Thursday, June 28, 2018


Jane Powell rules the roost: 7 brothers instead of dwarves
SEVEN BRIDES FOR SEVEN BROTHERS (1954). Director: Stanley Donen.

In the Oregon territory of 1850 rugged farmer Adam (Howard Keel) comes to town and is instantly smitten with a busy waitress named Milly (Jane Powell), and vice versa. The two get hitched and Milly discovers that she now has six brothers-in-law that she has to attend to. The crude brothers, who are taught manners by Milly, go a-courtin', but when things don't proceed as fast as they want, they resort to kidnapping potential brides upon the advice of Adam. Milly is outraged and orders the men into the barn while Adam goes off to a cabin to wait out the winter, unaware that Milly is pregnant ... Seven Brides has been denounced as misogynous in some quarters, but while some of the characters may be misogynous, I don't really think the film is. Sure, it's handy that the brothers all turn out to be gentlemen who never molest the ladies, and even handier that all of the women fall in love with the boys (it might have added some dramatic conflict if one or two of the gals had preferred their old boyfriends or just found none of the brothers appealing), but I don't believe any of this is meant to be taken seriously. In any case, the main thing about the vastly entertaining Seven Brides is not the plot but its sheer enthusiasm, its embrace of life, its excellent performances, and the wonderful singing and dancing throughout.
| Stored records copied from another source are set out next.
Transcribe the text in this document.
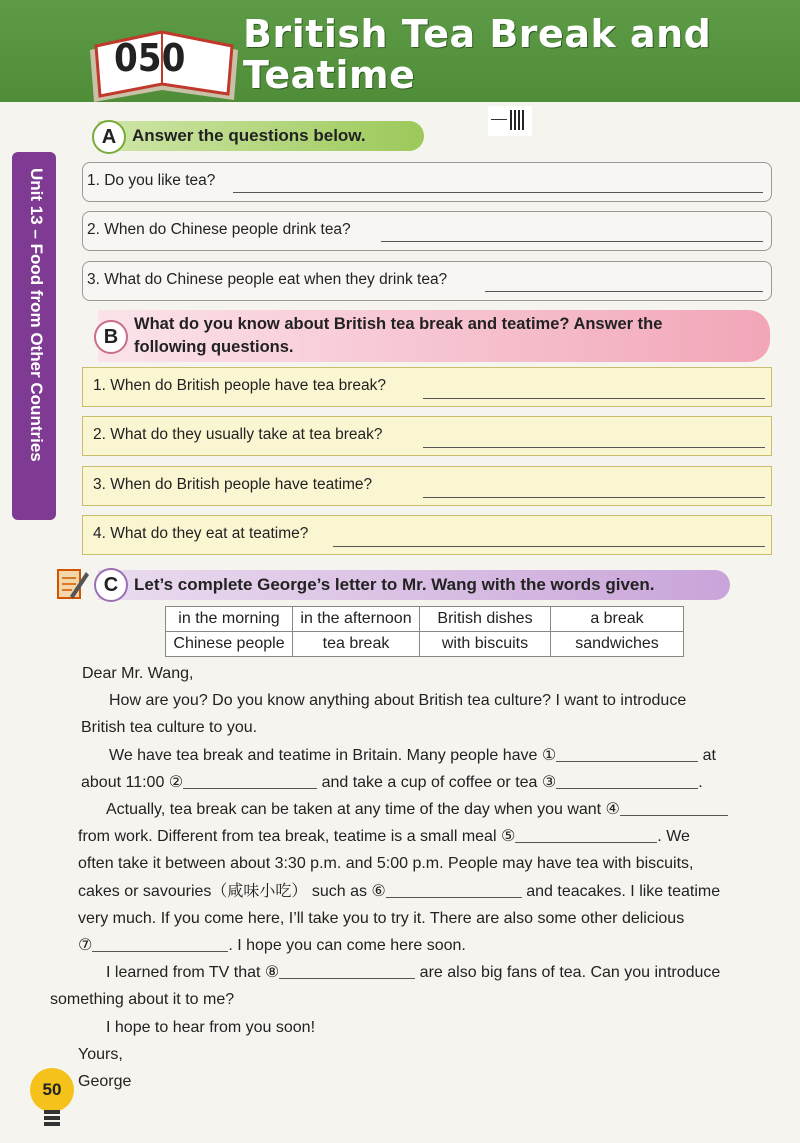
050
British Tea Break and
Teatime
Unit 13 – Food from Other Countries
Answer the questions below.
A
1. Do you like tea?
2. When do Chinese people drink tea?
3. What do Chinese people eat when they drink tea?
What do you know about British tea break and teatime? Answer the
following questions.
B
1. When do British people have tea break?
2. What do they usually take at tea break?
3. When do British people have teatime?
4. What do they eat at teatime?
Let’s complete George’s letter to Mr. Wang with the words given.
C
in the morning	in the afternoon	British dishes	a break
Chinese people	tea break	with biscuits	sandwiches

Dear Mr. Wang,

How are you? Do you know anything about British tea culture? I want to introduce
British tea culture to you.

We have tea break and teatime in Britain. Many people have ①	at
about 11:00 ②	and take a cup of coffee or tea ③	.

Actually, tea break can be taken at any time of the day when you want ④
from work. Different from tea break, teatime is a small meal ⑤	. We
often take it between about 3:30 p.m. and 5:00 p.m. People may have tea with biscuits,
cakes or savouries（咸味小吃） such as ⑥	and teacakes. I like teatime
very much. If you come here, I’ll take you to try it. There are also some other delicious
⑦	. I hope you can come here soon.

I learned from TV that ⑧	are also big fans of tea. Can you introduce
something about it to me?

I hope to hear from you soon!

Yours,

George

50
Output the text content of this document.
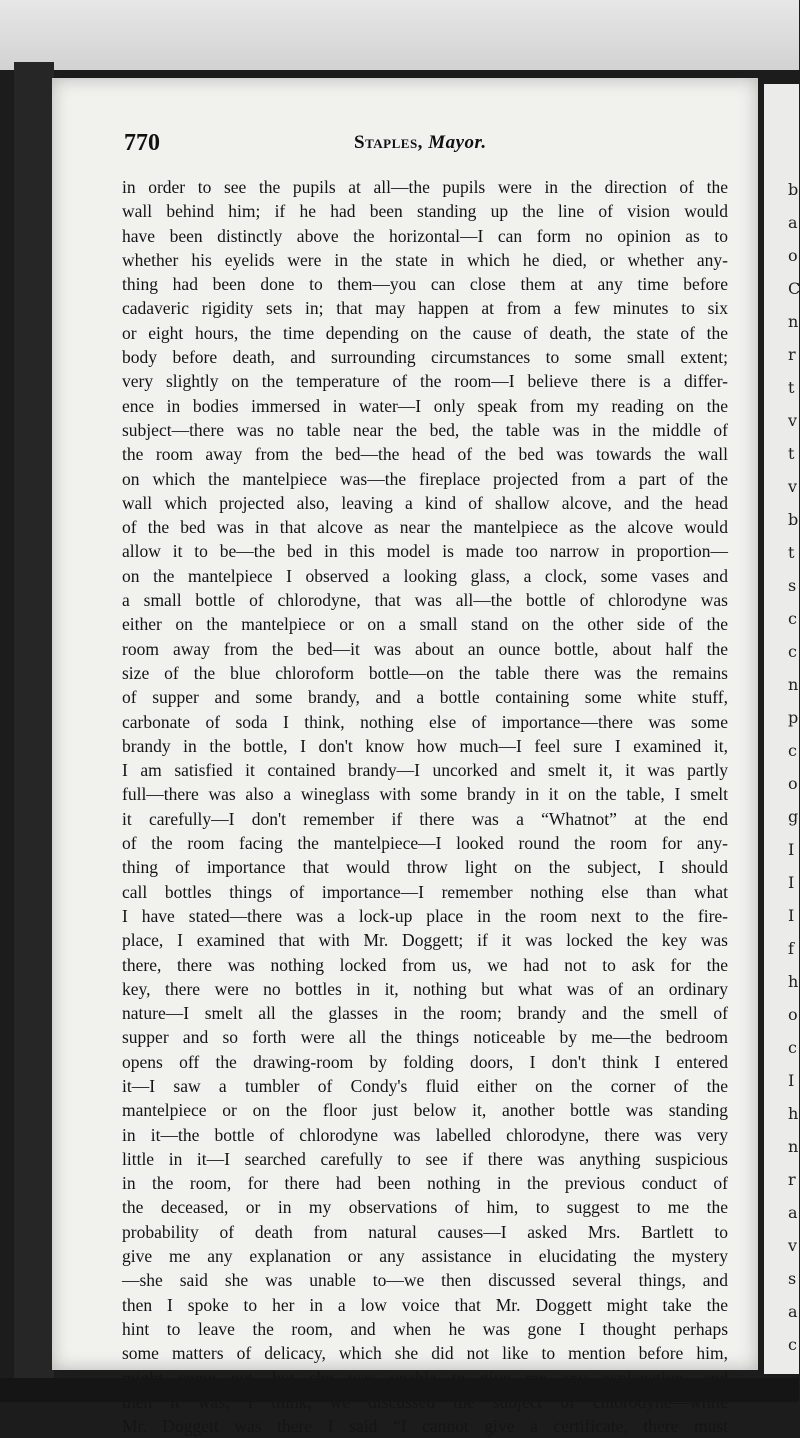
b
a
o
C
n
r
t
v
t
v
b
t
s
c
c
n
p
c
o
g
I
I
I
f
h
o
c
I
h
n
r
a
v
s
a
c
770	Staples, Mayor.
in order to see the pupils at all—the pupils were in the direction of the
wall behind him; if he had been standing up the line of vision would
have been distinctly above the horizontal—I can form no opinion as to
whether his eyelids were in the state in which he died, or whether any-
thing had been done to them—you can close them at any time before
cadaveric rigidity sets in; that may happen at from a few minutes to six
or eight hours, the time depending on the cause of death, the state of the
body before death, and surrounding circumstances to some small extent;
very slightly on the temperature of the room—I believe there is a differ-
ence in bodies immersed in water—I only speak from my reading on the
subject—there was no table near the bed, the table was in the middle of
the room away from the bed—the head of the bed was towards the wall
on which the mantelpiece was—the fireplace projected from a part of the
wall which projected also, leaving a kind of shallow alcove, and the head
of the bed was in that alcove as near the mantelpiece as the alcove would
allow it to be—the bed in this model is made too narrow in proportion—
on the mantelpiece I observed a looking glass, a clock, some vases and
a small bottle of chlorodyne, that was all—the bottle of chlorodyne was
either on the mantelpiece or on a small stand on the other side of the
room away from the bed—it was about an ounce bottle, about half the
size of the blue chloroform bottle—on the table there was the remains
of supper and some brandy, and a bottle containing some white stuff,
carbonate of soda I think, nothing else of importance—there was some
brandy in the bottle, I don't know how much—I feel sure I examined it,
I am satisfied it contained brandy—I uncorked and smelt it, it was partly
full—there was also a wineglass with some brandy in it on the table, I smelt
it carefully—I don't remember if there was a “Whatnot” at the end
of the room facing the mantelpiece—I looked round the room for any-
thing of importance that would throw light on the subject, I should
call bottles things of importance—I remember nothing else than what
I have stated—there was a lock-up place in the room next to the fire-
place, I examined that with Mr. Doggett; if it was locked the key was
there, there was nothing locked from us, we had not to ask for the
key, there were no bottles in it, nothing but what was of an ordinary
nature—I smelt all the glasses in the room; brandy and the smell of
supper and so forth were all the things noticeable by me—the bedroom
opens off the drawing-room by folding doors, I don't think I entered
it—I saw a tumbler of Condy's fluid either on the corner of the
mantelpiece or on the floor just below it, another bottle was standing
in it—the bottle of chlorodyne was labelled chlorodyne, there was very
little in it—I searched carefully to see if there was anything suspicious
in the room, for there had been nothing in the previous conduct of
the deceased, or in my observations of him, to suggest to me the
probability of death from natural causes—I asked Mrs. Bartlett to
give me any explanation or any assistance in elucidating the mystery
—she said she was unable to—we then discussed several things, and
then I spoke to her in a low voice that Mr. Doggett might take the
hint to leave the room, and when he was gone I thought perhaps
some matters of delicacy, which she did not like to mention before him,
Mr. Doggett was there I said “I cannot give a certificate, there must
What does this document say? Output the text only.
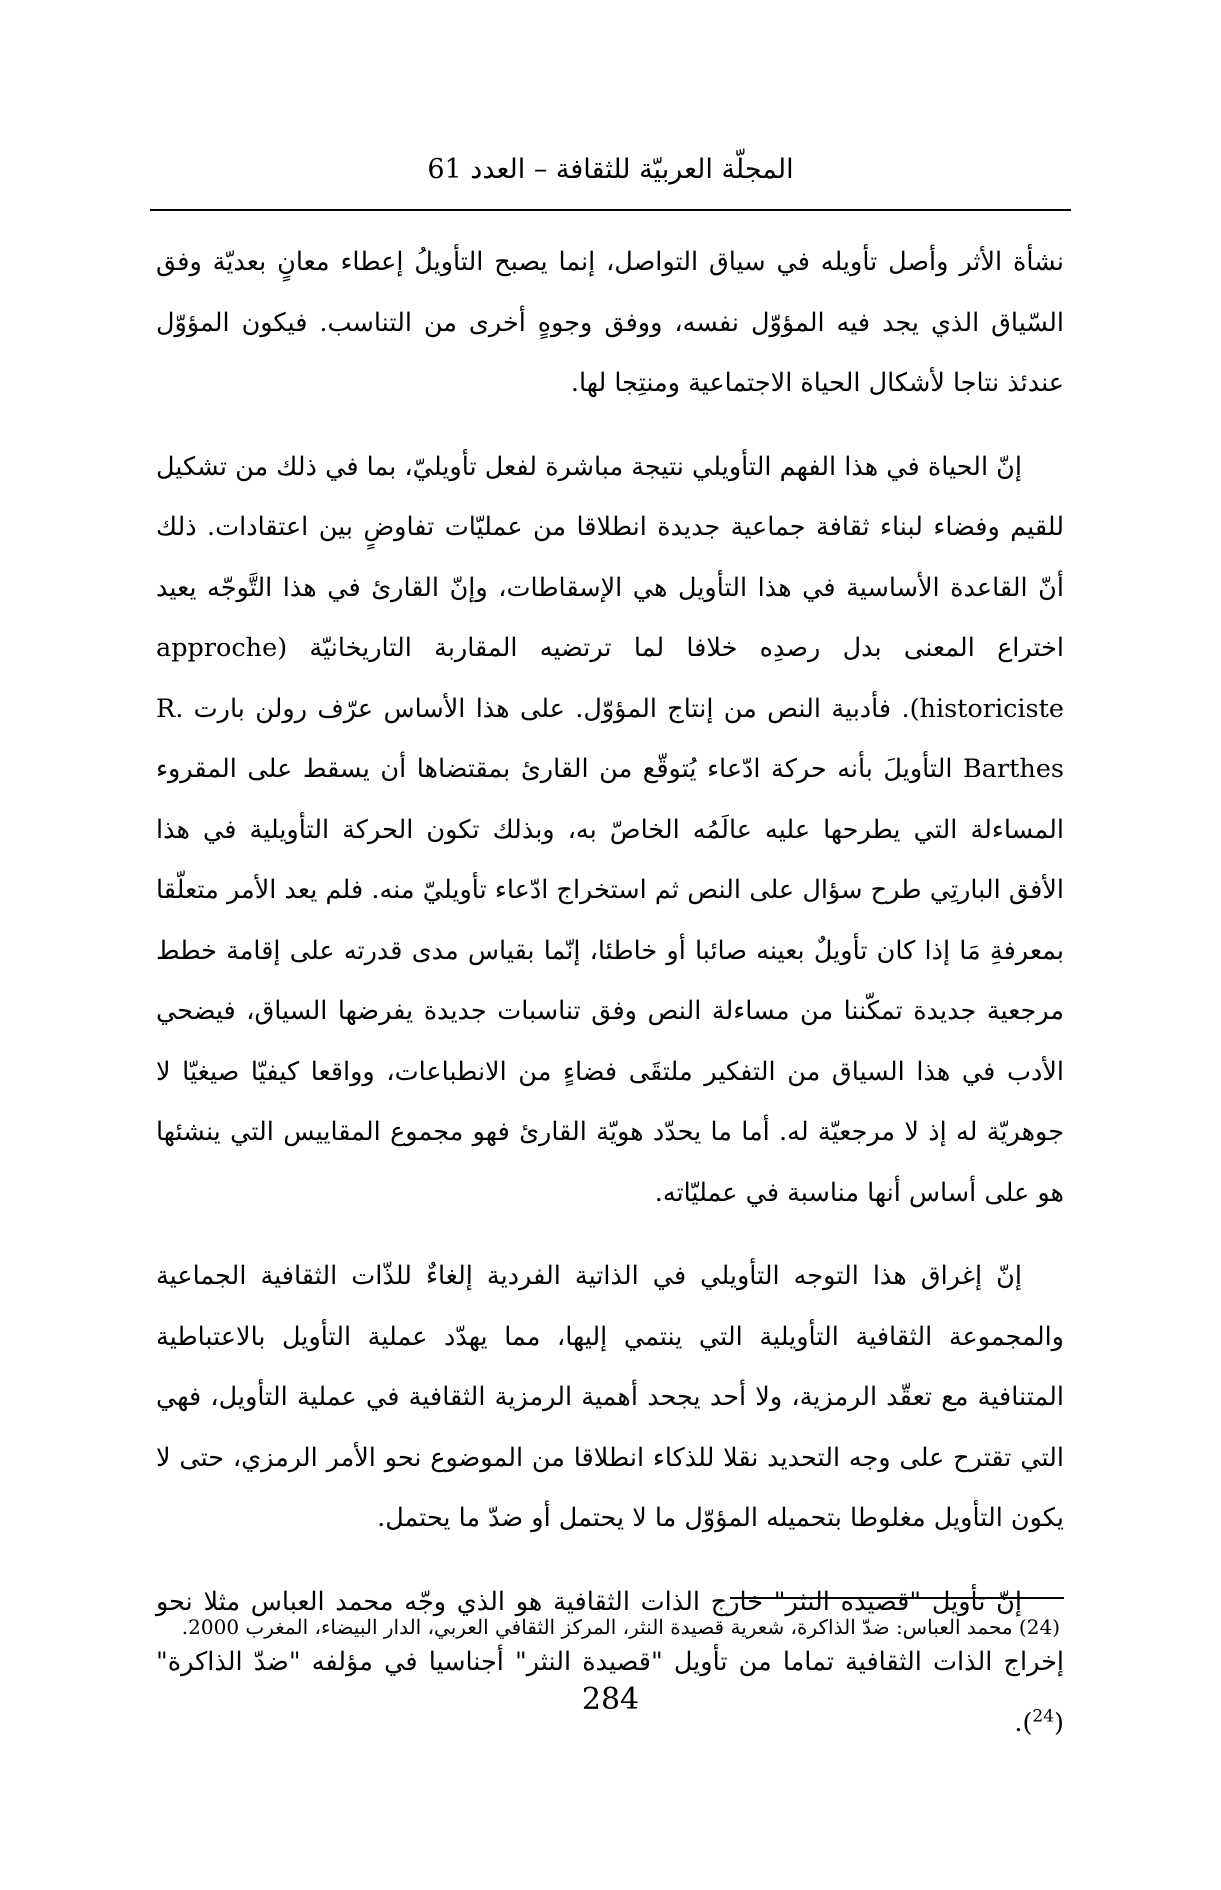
المجلّة العربيّة للثقافة – العدد 61

نشأة الأثر وأصل تأويله في سياق التواصل، إنما يصبح التأويلُ إعطاء معانٍ بعديّة وفق السّياق الذي يجد فيه المؤوّل نفسه، ووفق وجوهٍ أخرى من التناسب. فيكون المؤوّل عندئذ نتاجا لأشكال الحياة الاجتماعية ومنتِجا لها.

إنّ الحياة في هذا الفهم التأويلي نتيجة مباشرة لفعل تأويليّ، بما في ذلك من تشكيل للقيم وفضاء لبناء ثقافة جماعية جديدة انطلاقا من عمليّات تفاوضٍ بين اعتقادات. ذلك أنّ القاعدة الأساسية في هذا التأويل هي الإسقاطات، وإنّ القارئ في هذا التَّوجّه يعيد اختراع المعنى بدل رصدِه خلافا لما ترتضيه المقاربة التاريخانيّة (approche historiciste). فأدبية النص من إنتاج المؤوّل. على هذا الأساس عرّف رولن بارت R. Barthes التأويلَ بأنه حركة ادّعاء يُتوقّع من القارئ بمقتضاها أن يسقط على المقروء المساءلة التي يطرحها عليه عالَمُه الخاصّ به، وبذلك تكون الحركة التأويلية في هذا الأفق البارتِي طرح سؤال على النص ثم استخراج ادّعاء تأويليّ منه. فلم يعد الأمر متعلّقا بمعرفةِ مَا إذا كان تأويلٌ بعينه صائبا أو خاطئا، إنّما بقياس مدى قدرته على إقامة خطط مرجعية جديدة تمكّننا من مساءلة النص وفق تناسبات جديدة يفرضها السياق، فيضحي الأدب في هذا السياق من التفكير ملتقَى فضاءٍ من الانطباعات، وواقعا كيفيّا صيغيّا لا جوهريّة له إذ لا مرجعيّة له. أما ما يحدّد هويّة القارئ فهو مجموع المقاييس التي ينشئها هو على أساس أنها مناسبة في عمليّاته.

إنّ إغراق هذا التوجه التأويلي في الذاتية الفردية إلغاءٌ للذّات الثقافية الجماعية والمجموعة الثقافية التأويلية التي ينتمي إليها، مما يهدّد عملية التأويل بالاعتباطية المتنافية مع تعقّد الرمزية، ولا أحد يجحد أهمية الرمزية الثقافية في عملية التأويل، فهي التي تقترح على وجه التحديد نقلا للذكاء انطلاقا من الموضوع نحو الأمر الرمزي، حتى لا يكون التأويل مغلوطا بتحميله المؤوّل ما لا يحتمل أو ضدّ ما يحتمل.

إنّ تأويل "قصيدة النثر" خارج الذات الثقافية هو الذي وجّه محمد العباس مثلا نحو إخراج الذات الثقافية تماما من تأويل "قصيدة النثر" أجناسيا في مؤلفه "ضدّ الذاكرة" ($^{24}$).

(24) محمد العباس: ضدّ الذاكرة، شعرية قصيدة النثر، المركز الثقافي العربي، الدار البيضاء، المغرب 2000.
284
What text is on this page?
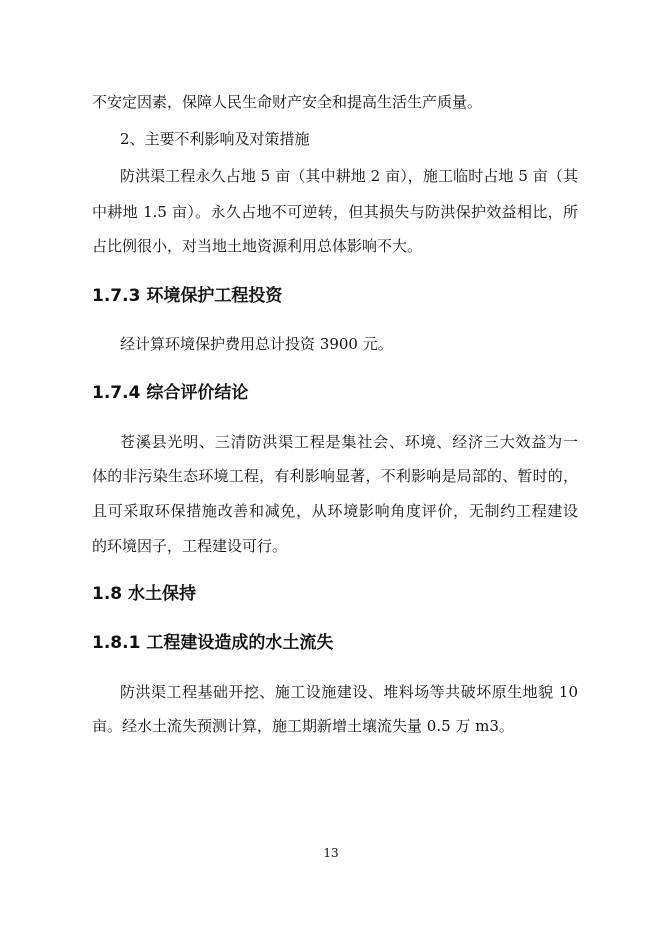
不安定因素，保障人民生命财产安全和提高生活生产质量。
2、主要不利影响及对策措施
防洪渠工程永久占地 5 亩（其中耕地 2 亩），施工临时占地 5 亩（其
中耕地 1.5 亩）。永久占地不可逆转，但其损失与防洪保护效益相比，所
占比例很小，对当地土地资源利用总体影响不大。
1.7.3 环境保护工程投资
经计算环境保护费用总计投资 3900 元。
1.7.4 综合评价结论
苍溪县光明、三清防洪渠工程是集社会、环境、经济三大效益为一
体的非污染生态环境工程，有利影响显著，不利影响是局部的、暂时的，
且可采取环保措施改善和减免，从环境影响角度评价，无制约工程建设
的环境因子，工程建设可行。
1.8 水土保持
1.8.1 工程建设造成的水土流失
防洪渠工程基础开挖、施工设施建设、堆料场等共破坏原生地貌 10
亩。经水土流失预测计算，施工期新增土壤流失量 0.5 万 m3。
13
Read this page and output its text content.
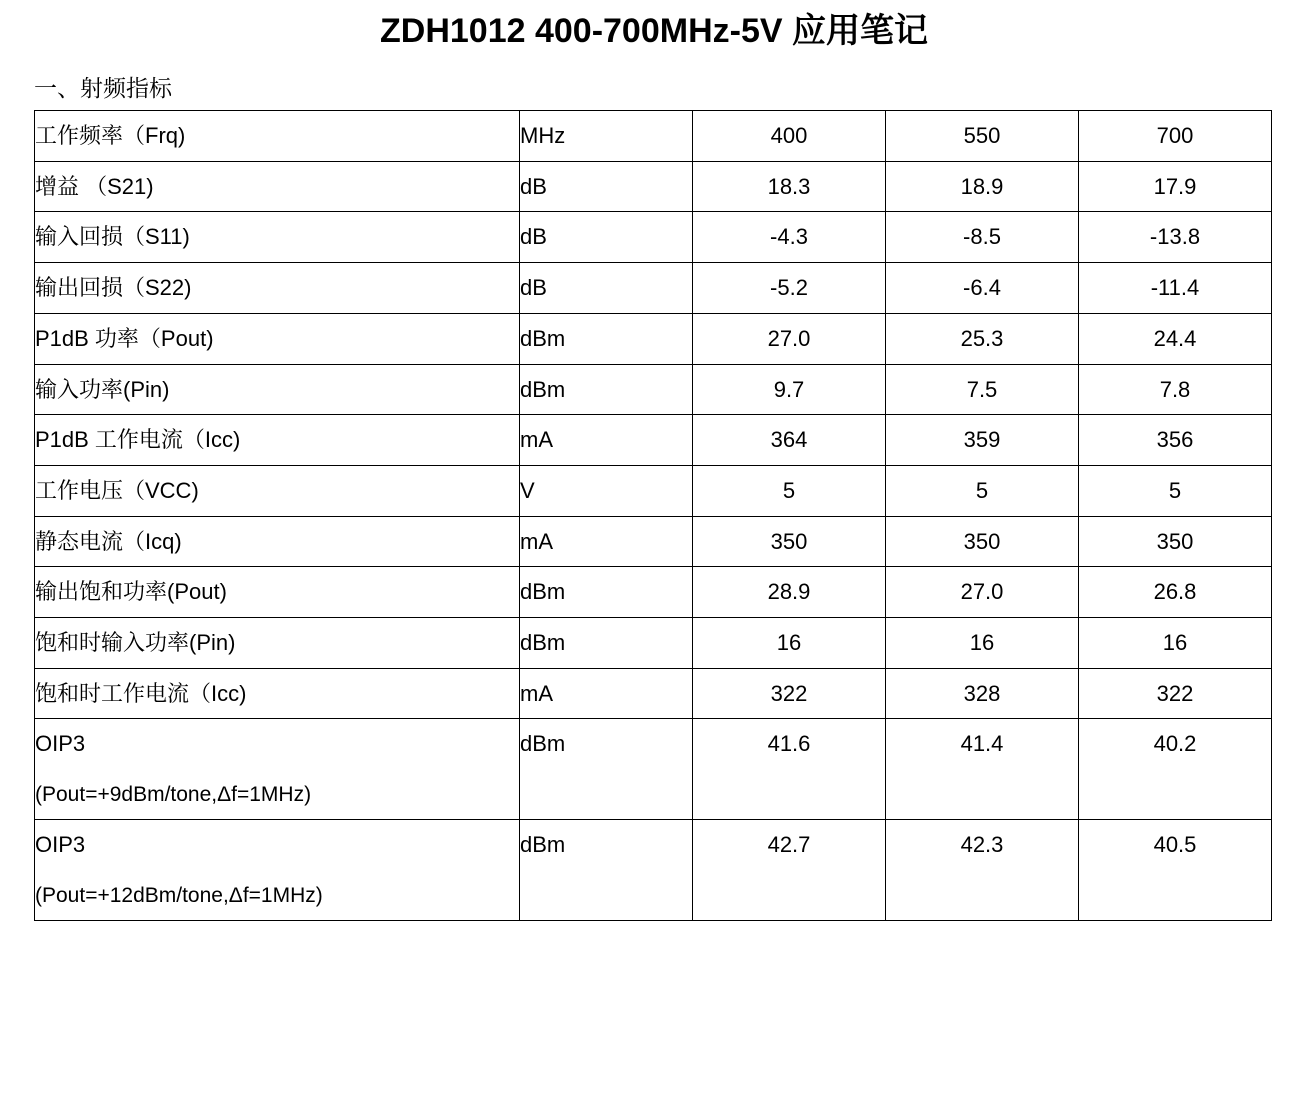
ZDH1012 400-700MHz-5V 应用笔记
一、射频指标
工作频率（Frq)	MHz	400	550	700
增益 （S21)	dB	18.3	18.9	17.9
输入回损（S11)	dB	-4.3	-8.5	-13.8
输出回损（S22)	dB	-5.2	-6.4	-11.4
P1dB 功率（Pout)	dBm	27.0	25.3	24.4
输入功率(Pin)	dBm	9.7	7.5	7.8
P1dB 工作电流（Icc)	mA	364	359	356
工作电压（VCC)	V	5	5	5
静态电流（Icq)	mA	350	350	350
输出饱和功率(Pout)	dBm	28.9	27.0	26.8
饱和时输入功率(Pin)	dBm	16	16	16
饱和时工作电流（Icc)	mA	322	328	322

OIP3
(Pout=+9dBm/tone,Δf=1MHz)	dBm	41.6	41.4	40.2

OIP3
(Pout=+12dBm/tone,Δf=1MHz)	dBm	42.7	42.3	40.5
Powell and Keel are perfection and they're nearly matched by the other players, including Ian Wolfe [Dressed to Kill] as Reverend Elcott; and Russ Tamblyn, Jeff Richards [Born Reckless] and the other brothers as well. (Ruta Lee -- billed as Ruta Kilmonis -- and Julie Newmar -- billed as Julie Newmeyer -- are two of the wives.) Seven Brides is also distinguished by the fact that it has one of the best scores for a movie musical that is not based on a Broadway show (although decades later Seven Brides was turned into a musical for the London stage). Johnny Mercer and Gene de Paul provided genuinely memorable tunes such as"Lonesome Polecat" "Sobbin' Women;" "Bless Your Beautiful Hide;" "When You're in Love;" and especially the beautiful "Wonderful Day" and infectious "Spring, Spring, Spring."  Wonderfully photographed in CinemaScope and Technicolor by George Folsey. The choreography is by Michael Kidd, who was also an actor [It's Always Fair Weather].

Verdict: Whatever its peculiarities, this is a top-flight musical. ***1/2. 


angelman66 said...

Have not seen this one in a long time, Bill, but I do remember a lot of athletic masculine energy and testosterone, rare for a Hollywood musical. Also some picturesque location shots as well.
- Chris

William said...

Yes, there's plenty of testosterone on view, along with some wonderful scenery!